It is only by means of good and respectfull discussion that knowledge and insight will evolve. This post should be regarded as such. Furthermore, it is from a good friend from whom I understood that Rick meant to be controversial with these papers.....
This post is a first reaction to the first article in a series of three which were written by a highly respectfull thoughtleader in the field and publisher on the B-Eye-Network; Rick van der Lans. The papers are titled 'The Flaws of the Classic Data Warehouse Architecture'.
This blog post is a reaction to the first part. It deals with the flaws of the classic data warehouse architecture (CDWA) according to Rick. If you wanna know what exactly constitutes a CDWA - I would suggest to read this first part.
Rick signals five flaws which will lead in article two and three to a new architecture. This post is addressing the first flaw. In upcoming postings on this blog I will also adress the other four and I will also respond to the solution he is proposing.
Flaw 1 according to Rick
The CDWA does not support the concept of Operational Business Intelligence. This conclusion is drawn from the fact that the CDWA can not include 100% up-to-date information. Rick concludes that we have to remove storage layers and minimize the copy steps.
My reaction to flaw 1
A metaphor; I am driving my car and suddenly I say 'damn; I wanna fly'. Looking at my car, I can not seem to find the 'fly' button and I therefore conclude that my car is flawed.
Although a bit of a corny metaphor it reflects the core of my criticism. Aparently there is a new requirement called Operational Business Intelligence* that can not be served by the existing architecture. Is the existing architecture then flawed? I do not think so. Does the existing architecture fit the needs of the organisation? I do not think so. So flaw 1 in my opinion is not a flaw, it might simply be not a good fit between requirement and architecture.
Let's take this corny metaphor one step further. Suppose there is a genuine need for me to fly (e.g 100% up-to-date information for decision-like processes*). Is it then considered common sense to build wings on my car and put in a jet engine? I wouldn't ......I would just buy a plane ticket and get to an airfield or maybe I would use a substitute to achieve my objectives....the train.
To conclude; requirements are evolving and architecture needs to follow. The data warehouse architecture depicted as a hub-spoke model is still valid for it's intented use (although the design is evolving). New requirements can lead to new choices in architecture (and subsequently in design).

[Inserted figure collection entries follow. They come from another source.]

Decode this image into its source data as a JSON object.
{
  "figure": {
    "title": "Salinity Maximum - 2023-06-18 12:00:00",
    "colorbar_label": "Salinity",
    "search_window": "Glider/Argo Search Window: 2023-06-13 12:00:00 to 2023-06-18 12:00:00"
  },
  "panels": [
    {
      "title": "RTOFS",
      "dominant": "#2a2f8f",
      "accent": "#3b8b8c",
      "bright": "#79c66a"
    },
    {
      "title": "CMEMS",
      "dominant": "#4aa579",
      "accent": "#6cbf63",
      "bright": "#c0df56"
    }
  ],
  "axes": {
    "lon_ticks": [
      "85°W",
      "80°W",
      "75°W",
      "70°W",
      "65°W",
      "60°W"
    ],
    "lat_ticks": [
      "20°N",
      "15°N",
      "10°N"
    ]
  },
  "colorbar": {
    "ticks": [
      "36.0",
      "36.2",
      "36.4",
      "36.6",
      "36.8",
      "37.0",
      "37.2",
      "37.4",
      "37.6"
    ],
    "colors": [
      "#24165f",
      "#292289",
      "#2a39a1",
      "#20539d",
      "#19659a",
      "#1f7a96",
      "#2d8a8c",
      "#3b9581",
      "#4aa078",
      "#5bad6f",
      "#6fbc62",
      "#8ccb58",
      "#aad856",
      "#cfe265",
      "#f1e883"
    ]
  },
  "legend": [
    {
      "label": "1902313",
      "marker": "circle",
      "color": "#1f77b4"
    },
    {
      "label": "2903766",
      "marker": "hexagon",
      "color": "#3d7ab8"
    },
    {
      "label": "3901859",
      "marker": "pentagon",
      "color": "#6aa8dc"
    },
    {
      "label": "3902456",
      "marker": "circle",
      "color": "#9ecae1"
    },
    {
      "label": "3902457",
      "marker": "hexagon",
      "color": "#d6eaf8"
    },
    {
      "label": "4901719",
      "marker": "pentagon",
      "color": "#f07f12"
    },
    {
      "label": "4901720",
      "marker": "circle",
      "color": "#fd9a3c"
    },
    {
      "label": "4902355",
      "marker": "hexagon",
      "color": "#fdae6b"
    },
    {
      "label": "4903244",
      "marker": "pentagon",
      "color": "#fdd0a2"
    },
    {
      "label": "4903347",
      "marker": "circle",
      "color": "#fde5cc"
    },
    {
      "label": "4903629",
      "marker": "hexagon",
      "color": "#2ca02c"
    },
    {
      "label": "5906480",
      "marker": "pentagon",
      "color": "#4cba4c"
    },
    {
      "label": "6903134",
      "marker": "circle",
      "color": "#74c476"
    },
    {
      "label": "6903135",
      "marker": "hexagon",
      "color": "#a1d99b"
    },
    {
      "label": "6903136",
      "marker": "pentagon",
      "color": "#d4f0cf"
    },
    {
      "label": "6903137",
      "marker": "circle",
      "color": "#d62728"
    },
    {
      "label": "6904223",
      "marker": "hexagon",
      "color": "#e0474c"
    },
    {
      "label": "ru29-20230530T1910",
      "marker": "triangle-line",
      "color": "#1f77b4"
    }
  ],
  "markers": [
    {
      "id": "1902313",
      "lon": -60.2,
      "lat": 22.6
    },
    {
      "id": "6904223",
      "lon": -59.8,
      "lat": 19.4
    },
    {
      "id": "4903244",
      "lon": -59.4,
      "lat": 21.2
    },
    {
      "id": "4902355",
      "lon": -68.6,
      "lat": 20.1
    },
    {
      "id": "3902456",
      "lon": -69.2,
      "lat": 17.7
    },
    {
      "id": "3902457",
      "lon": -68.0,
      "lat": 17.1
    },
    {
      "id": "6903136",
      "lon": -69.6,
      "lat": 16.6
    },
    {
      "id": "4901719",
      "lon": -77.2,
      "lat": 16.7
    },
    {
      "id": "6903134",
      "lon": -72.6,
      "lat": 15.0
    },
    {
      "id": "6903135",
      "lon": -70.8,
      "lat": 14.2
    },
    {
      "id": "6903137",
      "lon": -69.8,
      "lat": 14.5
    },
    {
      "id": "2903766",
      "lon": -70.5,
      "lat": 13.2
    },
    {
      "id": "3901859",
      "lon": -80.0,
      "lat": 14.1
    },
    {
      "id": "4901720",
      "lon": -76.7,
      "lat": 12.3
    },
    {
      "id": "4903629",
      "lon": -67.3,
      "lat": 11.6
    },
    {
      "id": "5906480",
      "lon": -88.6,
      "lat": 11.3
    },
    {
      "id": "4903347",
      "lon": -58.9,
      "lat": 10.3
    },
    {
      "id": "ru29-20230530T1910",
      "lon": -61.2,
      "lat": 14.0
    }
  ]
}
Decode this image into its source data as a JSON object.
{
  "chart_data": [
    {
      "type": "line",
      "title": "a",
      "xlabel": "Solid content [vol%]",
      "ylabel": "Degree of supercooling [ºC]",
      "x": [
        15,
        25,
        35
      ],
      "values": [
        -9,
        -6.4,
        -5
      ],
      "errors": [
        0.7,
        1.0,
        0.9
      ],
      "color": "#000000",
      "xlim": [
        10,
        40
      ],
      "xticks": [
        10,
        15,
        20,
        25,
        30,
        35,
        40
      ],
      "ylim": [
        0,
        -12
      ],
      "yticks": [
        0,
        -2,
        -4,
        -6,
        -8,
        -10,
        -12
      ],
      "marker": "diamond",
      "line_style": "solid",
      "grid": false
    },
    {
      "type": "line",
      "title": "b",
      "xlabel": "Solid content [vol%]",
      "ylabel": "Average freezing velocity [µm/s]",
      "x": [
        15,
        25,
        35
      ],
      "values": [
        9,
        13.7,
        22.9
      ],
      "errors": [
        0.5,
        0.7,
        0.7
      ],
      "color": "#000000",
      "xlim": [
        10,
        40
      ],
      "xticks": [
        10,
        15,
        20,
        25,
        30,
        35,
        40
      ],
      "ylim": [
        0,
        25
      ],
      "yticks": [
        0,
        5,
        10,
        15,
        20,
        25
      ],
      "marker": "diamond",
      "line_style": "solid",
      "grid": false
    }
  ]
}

Although I do not agree on the flaw issue, I do agree that new requirements can require new architecture which - in the end - is exactly what Rick is proposing (although I do not agree completely on this new architecture - but lets keep that in mind for a next posting).
* as you can see I am eluding the tedious discussion regarding the term Operational Business Intelligence. I am also eluding the so-called 'fact' that organizations all need 100% up-to-date information for decision like processes.